Who Do You Think You Are? has always worked best when individual family stories reveal something larger about history. Zoe’s episode did exactly that. Through one family’s past, viewers saw the brutal conditions endured by working-class people in 19th-century Britain — from Cornish mining communities to overcrowded Scottish tenements.
The details were stark: children in prison with their mothers, women punished harshly by magistrates, families packed into unhealthy housing, workers unable to write their own names, babies lost to disease, and generations forced to survive with almost nothing.
Yet the episode was not only about sadness.
It was also about endurance.
Julia survived. James built a life. Families moved, worked, struggled and carried on. Their descendants eventually included Johnny Ball, one of Britain’s best-known educational entertainers, and Zoe Ball, one of the country’s most recognisable broadcasters.

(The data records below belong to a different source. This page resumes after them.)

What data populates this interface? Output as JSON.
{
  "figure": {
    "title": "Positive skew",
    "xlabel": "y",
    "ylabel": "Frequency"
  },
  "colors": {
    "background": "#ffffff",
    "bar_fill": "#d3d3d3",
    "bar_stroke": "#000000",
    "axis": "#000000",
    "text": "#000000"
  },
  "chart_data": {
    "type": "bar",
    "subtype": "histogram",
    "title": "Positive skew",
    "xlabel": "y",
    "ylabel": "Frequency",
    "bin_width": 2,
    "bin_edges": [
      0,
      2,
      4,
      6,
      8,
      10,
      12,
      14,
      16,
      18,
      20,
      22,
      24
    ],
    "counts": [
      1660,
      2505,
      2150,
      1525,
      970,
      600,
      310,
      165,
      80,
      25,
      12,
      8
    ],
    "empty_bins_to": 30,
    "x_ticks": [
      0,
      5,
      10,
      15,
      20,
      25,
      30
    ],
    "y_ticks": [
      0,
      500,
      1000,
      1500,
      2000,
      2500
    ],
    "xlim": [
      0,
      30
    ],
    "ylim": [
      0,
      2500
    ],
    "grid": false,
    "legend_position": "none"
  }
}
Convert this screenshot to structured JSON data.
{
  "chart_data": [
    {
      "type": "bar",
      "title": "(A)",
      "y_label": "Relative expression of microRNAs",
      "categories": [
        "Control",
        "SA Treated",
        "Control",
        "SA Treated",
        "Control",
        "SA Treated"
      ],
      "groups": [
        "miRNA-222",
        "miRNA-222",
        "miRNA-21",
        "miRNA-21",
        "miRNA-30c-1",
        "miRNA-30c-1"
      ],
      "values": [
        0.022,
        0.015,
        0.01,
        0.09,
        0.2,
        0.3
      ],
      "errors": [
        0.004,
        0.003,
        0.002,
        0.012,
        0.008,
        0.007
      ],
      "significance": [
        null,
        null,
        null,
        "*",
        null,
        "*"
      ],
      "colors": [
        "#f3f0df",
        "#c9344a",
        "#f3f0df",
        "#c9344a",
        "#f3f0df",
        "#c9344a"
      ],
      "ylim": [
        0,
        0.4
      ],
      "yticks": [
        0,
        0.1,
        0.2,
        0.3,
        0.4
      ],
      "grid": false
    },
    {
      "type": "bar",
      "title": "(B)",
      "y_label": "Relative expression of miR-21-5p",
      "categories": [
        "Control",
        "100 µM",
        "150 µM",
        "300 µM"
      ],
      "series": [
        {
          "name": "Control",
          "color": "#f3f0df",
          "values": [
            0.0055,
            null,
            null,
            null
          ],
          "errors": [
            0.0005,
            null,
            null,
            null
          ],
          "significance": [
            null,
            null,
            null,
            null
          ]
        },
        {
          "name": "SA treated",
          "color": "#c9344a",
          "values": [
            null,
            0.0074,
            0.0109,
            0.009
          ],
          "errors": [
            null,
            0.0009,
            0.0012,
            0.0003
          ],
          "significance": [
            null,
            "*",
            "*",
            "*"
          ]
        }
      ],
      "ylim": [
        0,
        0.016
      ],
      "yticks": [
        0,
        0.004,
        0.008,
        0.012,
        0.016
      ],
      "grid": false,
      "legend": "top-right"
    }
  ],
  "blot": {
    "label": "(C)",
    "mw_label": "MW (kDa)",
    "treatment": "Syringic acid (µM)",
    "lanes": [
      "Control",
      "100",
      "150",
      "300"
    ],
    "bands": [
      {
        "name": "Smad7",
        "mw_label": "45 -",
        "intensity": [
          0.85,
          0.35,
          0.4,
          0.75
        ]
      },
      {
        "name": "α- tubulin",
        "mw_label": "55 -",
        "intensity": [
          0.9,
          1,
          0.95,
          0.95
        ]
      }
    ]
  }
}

That journey from poverty to prominence does not erase the suffering that came before. But it does show the extraordinary strength running through the family line.
For Zoe, uncovering that history seemed both painful and grounding. It reminded her where she came from, and it gave viewers a moving look at the hidden lives behind a famous name.
The glamour of television can often make celebrities seem separate from ordinary history. But Zoe’s episode showed the opposite. Behind the bright lights, her family story was filled with hardship, injustice, cramped rooms, prison cells and working hands.
By the end, the most powerful message was simple: every family has hidden chapters, and some of them are written in struggle.
Zoe Ball’s journey into her past revealed poverty, pain and loss — but also courage, survival and the quiet dignity of ancestors who endured far more than they were ever given credit for.